Most of us have seen the Folger's Coffee ad on TV.
A young man with an armful of packages gets out of a
car and lets himself into the front door of the
house. When he touches the light switch, the lights
go on, on an enormous Christmas tree.
A little girl upstairs who heard the car door close
races down the steps and into his arms. Everybody's
asleep, she says. he says he knows a way to wake
them up. They go into the kitchen. He gets out the
big can of Folger's coffee. By the time he has
brewed a potful and is sipping from his cup, all the
grown-ups upstairs have smelled it and are beginning
to come down. The young man's mother sees him, and
they rush into each other's arms.
"Peter", she says, "Oh, you're home!"
Home for Christmas.
What is it about Christmas that makes us all want to
be home with our families? I heard some folks
talking about it. One woman said she had seen an
article about a survey. The survey found that
Christmas is the one time of year when most people
want to be home. It leads birthdays by 3 to 1 and
the 4th of July by almost 5 to 1.
Has it ever struck you as ironic, in the face of
this, that the holiday we want to spend at home was
built around a man and woman who had a Child away
from home? And, in some ways, the Child in this
case was even more away from home than His parents,
because He had left the glory of the heavenly world
to be born in a mere stable in Bethlehem.
I know this fellow who has thrown some new light on
this matter. He is Kenneth E. Bailey, a Middle
Eastern expert who resides at the Ecumenical Center
for Biblical Studies in Tantur, only a few miles
outside modern-day Bethlehem. In an article Bailey
reinterprets the narrative of Jesus' birth from the
perspective of one who has spent most of his life in
the Middle East.
He notes that in Luke 2:7, which says there was "no
room in the inn," the Greek word for "Inn" is
actually kataluma, which means "guest room" and does
not imply a hotel. Later, in the story of the Good
Samaritan, the Samaritan takes the wounded man to a
pandokheion, which does mean "Inn" or hotel. If
Luke meant to say "Inn" in the birth narrative, he
would have used pandokheion, not kataluma.
What we Westerners need to understand, said Bailey,
is the arrangement of a typical Middle Eastern
house.

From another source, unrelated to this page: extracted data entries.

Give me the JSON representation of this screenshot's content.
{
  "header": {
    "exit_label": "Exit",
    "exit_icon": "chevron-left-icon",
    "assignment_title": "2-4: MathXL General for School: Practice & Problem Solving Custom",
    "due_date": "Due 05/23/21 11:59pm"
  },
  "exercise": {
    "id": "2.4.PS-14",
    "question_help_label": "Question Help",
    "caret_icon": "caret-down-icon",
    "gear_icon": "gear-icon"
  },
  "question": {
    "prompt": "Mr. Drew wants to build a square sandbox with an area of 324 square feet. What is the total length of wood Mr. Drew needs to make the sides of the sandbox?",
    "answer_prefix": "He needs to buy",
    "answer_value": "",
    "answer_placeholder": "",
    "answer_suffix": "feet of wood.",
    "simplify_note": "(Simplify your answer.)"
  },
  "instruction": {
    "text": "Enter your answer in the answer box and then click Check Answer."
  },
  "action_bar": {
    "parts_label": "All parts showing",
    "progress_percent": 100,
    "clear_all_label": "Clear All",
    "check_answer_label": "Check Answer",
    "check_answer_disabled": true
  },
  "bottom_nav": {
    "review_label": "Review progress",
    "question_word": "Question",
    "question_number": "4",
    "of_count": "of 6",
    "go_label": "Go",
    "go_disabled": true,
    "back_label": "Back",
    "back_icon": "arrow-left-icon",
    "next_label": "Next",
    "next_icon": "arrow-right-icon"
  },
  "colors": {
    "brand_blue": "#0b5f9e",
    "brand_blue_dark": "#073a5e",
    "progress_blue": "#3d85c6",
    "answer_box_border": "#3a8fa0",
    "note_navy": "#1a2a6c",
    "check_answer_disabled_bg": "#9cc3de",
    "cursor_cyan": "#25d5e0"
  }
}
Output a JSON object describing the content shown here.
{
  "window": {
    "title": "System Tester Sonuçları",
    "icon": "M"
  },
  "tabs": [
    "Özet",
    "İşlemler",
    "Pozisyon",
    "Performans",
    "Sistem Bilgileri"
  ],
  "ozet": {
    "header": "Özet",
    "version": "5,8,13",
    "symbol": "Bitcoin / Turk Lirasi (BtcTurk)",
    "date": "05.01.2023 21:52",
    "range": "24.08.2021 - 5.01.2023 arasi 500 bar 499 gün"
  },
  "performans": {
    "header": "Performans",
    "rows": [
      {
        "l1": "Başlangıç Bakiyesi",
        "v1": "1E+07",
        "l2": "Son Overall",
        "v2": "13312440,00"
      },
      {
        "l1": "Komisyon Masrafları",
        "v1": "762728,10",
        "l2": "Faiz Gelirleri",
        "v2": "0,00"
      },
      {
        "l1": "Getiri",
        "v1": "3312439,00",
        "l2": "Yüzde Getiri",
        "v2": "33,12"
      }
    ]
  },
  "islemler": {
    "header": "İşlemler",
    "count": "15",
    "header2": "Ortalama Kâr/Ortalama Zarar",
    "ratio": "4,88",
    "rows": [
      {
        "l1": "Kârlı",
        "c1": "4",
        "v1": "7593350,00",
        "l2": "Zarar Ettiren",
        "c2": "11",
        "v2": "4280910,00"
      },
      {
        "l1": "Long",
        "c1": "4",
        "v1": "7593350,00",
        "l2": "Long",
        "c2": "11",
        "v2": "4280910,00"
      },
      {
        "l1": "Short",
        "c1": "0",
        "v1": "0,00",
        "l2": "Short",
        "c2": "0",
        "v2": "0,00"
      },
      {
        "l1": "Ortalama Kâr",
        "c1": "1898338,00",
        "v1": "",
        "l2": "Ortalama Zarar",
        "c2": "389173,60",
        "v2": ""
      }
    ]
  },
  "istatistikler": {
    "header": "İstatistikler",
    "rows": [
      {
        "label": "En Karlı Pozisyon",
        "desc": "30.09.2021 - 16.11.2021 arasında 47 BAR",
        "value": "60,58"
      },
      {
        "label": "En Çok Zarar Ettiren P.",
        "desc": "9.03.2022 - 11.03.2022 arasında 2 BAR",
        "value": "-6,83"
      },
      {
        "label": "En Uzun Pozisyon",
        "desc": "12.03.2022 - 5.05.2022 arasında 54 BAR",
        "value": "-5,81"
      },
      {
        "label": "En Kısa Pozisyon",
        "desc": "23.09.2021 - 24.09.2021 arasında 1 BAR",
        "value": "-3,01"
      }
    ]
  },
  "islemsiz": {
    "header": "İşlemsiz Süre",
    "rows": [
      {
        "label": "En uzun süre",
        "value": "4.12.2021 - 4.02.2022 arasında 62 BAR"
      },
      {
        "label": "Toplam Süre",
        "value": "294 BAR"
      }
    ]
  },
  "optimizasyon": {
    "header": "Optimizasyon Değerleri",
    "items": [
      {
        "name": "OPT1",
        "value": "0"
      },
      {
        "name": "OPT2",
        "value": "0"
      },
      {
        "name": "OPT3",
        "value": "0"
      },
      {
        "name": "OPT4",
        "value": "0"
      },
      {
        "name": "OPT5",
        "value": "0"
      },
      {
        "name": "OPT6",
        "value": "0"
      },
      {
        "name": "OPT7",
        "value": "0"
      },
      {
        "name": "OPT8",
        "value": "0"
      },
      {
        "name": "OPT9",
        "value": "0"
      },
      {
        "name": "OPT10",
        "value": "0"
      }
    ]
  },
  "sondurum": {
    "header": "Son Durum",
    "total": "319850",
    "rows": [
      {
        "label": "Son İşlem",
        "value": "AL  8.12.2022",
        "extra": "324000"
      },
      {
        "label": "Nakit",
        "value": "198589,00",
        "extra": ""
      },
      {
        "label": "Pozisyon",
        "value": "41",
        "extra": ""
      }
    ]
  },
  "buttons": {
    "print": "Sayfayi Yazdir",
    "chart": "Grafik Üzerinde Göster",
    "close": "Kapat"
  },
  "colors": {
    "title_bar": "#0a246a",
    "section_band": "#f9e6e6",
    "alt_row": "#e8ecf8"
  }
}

In such a house, the living room often
doubles as a guest room; if there are overnight
visitors, they sleep in this room. Adjacent to this
room, but at a slightly lower level -- as in a
split-level house -- is a rough, outer room into
which the family's animals are usually brought at
night, especially during colder weather. In the
morning they are led away and the room is swept.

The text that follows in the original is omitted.